Annotation Studio engages students in the process of interpreting literary texts and other humanities media documents by searching curated multimedia collections for relevant materials, posting comments, tagging, remixing, and sharing with other users – skills that today’s students have already acquired from the many hours they’ve spent interacting with peers on the Internet. Instead of skimming over difficult passages or being frustrated by them, students use our annotation tool along with their new-media skills to open up the texts their instructors assign. Instead of passively reading, they are actively discovering, annotating, comparing, sampling, illustrating, and representing. Courses in which Annotation Studio has been used include:
- Literature
- Composition
- Foreign Language
- History
- Classics
- Anthropology
- Media Studies
- Digital Humanities
Instructors report that their students, by using Annotation Studio, developed new approaches to critical thinking while honing the foundational skills of humanities research, writing, and presentation. Pedagogical objectives that Annotation Studio support include:
- Close reading: paying attention to details, not just broad themes or plot.

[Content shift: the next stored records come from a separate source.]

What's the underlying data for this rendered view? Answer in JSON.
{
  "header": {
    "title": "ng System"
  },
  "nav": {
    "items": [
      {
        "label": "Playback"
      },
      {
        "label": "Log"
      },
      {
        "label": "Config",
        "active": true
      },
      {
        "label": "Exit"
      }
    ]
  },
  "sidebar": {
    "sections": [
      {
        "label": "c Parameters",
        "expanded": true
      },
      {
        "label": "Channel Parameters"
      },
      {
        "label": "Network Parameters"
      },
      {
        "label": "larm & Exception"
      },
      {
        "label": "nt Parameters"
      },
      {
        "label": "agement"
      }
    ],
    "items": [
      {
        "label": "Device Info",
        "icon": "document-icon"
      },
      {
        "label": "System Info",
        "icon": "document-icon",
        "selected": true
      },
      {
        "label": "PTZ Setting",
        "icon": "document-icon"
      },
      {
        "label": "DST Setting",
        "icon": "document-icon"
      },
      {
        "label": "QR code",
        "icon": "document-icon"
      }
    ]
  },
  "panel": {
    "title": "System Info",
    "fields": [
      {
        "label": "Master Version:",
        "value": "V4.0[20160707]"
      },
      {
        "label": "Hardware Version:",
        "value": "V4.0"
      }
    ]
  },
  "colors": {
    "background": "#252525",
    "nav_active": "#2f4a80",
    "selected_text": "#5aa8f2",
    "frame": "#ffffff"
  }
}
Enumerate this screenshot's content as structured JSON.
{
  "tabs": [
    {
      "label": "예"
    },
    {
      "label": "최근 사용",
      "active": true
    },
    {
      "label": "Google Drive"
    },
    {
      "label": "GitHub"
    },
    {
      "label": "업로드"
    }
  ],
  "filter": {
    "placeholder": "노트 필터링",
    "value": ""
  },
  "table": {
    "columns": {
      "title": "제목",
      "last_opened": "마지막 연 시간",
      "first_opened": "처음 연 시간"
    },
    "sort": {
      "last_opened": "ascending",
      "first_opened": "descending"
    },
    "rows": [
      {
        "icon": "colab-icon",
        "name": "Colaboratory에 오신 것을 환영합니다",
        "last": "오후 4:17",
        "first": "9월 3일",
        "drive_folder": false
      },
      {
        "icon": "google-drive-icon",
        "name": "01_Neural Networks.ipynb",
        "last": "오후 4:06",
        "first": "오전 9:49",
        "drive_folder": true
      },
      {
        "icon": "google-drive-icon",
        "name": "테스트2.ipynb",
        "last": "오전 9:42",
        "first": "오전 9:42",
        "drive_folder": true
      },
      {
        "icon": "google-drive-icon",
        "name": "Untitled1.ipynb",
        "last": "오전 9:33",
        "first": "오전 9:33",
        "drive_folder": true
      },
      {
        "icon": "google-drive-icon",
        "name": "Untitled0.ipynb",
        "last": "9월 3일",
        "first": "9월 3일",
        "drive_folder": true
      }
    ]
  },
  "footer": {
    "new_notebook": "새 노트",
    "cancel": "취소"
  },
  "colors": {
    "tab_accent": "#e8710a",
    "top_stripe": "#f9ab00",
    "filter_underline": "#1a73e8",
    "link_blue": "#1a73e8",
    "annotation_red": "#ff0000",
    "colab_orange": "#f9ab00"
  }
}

- Strengthening memory of texts read, with marked improvement of recall during discussions.
- Generating original material that can be developed into essays.
- Taking effective notes; quoting passages responsibly; citing sources.
- Developing arguments; making connections across texts; formulating questions.
- Developing a distinctive critical voice and confidence in one’s own opinions.
- Creating a community around reading, writing, and classroom discussion.